Apakah artinya seorang bayi yang lemah di tengah-tengah kekuatan-kekuatan yang menakutkan? Bagaimanakah seorang bayi bisa menjadi pangkal keselamatan di tengah-tengah kehidupan yang menakutkan dan penuh kepalsuan ini? Belum terlalu jelas bagi para gembala waktu itu. Tetapi mereka “pulang dengan sukacita sambil memuji dan memuliakan Allah.” Mereka tidak takut lagi, karena mereka percaya bahwa berita malaikat itu benar. Yang tampak di mata dunia memang hanya seorang bayi yang lemah, tetapi para gembala itu tahu ada bala tentara sorga di baliknya. Itu berarti sorga tidak memihak mereka yang menjadi sumber ketakutan! Penguasa sorga, yaitu Allah sendiri menentang para penyebar ketakutan. Allah hadir dalam diri seorang bayi, yang tidak menakutkan, dan tidak dapat melakukan kekerasan atau kemunafikan, dengan begitu dinyatakan bahwa dunia hanya dapat diselamatkan dengan cara-cara yang tidak menakutkan, yang anti kekerasandan anti kemunafikan.

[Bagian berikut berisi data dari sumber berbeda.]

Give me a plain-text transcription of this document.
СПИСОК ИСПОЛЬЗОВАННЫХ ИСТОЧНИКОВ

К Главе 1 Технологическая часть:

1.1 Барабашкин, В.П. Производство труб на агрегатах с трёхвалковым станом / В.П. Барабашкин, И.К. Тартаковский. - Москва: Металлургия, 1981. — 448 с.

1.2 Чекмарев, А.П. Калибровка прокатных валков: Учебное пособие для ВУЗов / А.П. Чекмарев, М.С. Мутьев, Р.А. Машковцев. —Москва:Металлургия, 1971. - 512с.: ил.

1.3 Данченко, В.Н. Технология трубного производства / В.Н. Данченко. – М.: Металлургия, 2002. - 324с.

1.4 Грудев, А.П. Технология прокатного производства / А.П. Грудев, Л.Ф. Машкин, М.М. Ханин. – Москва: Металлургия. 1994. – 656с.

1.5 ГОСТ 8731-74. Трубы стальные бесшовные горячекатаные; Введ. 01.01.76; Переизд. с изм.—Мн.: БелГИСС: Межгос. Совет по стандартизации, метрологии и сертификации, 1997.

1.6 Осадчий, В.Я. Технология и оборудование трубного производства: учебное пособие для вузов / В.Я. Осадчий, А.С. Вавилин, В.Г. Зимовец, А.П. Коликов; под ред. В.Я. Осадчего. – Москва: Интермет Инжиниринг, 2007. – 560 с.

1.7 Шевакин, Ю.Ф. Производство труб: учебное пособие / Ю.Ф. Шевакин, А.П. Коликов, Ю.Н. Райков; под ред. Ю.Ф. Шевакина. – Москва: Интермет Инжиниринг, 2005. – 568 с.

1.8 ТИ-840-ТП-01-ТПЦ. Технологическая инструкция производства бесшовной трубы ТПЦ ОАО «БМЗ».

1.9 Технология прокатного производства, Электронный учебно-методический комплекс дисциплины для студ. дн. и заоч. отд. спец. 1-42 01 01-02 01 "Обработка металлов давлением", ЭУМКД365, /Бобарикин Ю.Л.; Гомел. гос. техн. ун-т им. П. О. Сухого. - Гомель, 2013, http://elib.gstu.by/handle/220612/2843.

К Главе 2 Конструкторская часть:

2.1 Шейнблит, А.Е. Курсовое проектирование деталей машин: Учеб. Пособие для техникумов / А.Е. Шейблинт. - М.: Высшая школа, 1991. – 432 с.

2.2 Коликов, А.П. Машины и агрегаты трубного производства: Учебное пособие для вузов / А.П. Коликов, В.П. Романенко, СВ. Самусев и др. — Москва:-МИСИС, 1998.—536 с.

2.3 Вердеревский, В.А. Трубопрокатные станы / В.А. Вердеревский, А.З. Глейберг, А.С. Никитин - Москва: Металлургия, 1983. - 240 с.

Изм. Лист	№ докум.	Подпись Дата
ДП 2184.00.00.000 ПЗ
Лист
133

Perayaan natal semestinya menjadi event untuk menegaskan kembali iman terhadap Allah yang tidak menakutkan. Iman semacam itu akan tercermin bukan hanya dalam sikap menolak ditakut-takuti tetapi juga menolak untuk menakut-nakuti. Iman semacam itu tercermin dalam karakter komunitas yang menolak melawan kekerasan dengan kekerasan, penghakiman dengan penghakiman, permainan kekuasaan dengan permainan kekuasaan, atau kepalsuan dengan kepalsuan. ‘Karakter komunitas,’ berarti sikap menolak ditakut-takuti dan sekaligus menolak menakut-nakuti bukanlah sekadar strategi sementara, tetapi merupakan budaya umat yang muncul sangat jelas dalam bentuk tindakan, kebijakan, dan cara berkomunikasi internal maupun eksternal, justru ketika sedang menghadapi ancaman dan serangan yang menakutkan.

Maka jangan mau hidup dalam budaya ketakutan yang penuh kepalsuan dan kekerasan. Jangan lagi menunjukkan bukti bahwa kita bisa lebih menakutkan ketimbang pihak yang mencoba menakut-nakuti kita. Jangan lagi berbangga bahwa kita bisa lebih licik ketimbang pihak yang merugikan kita. Jangan lagi memakai cara berkomunikasi yang lebih menyakitkan ketimbang yang dipakai pihak yang mencoba menyudutkan kita. Lihat, Allah datang dan Ia tidak menakutkan. Marilah bersama para gembala kita menyembah sang bayi, tanpa kekerasan, tanpa kepalsuan, dan tanpa ketakutan.  Selamat Hari Natal!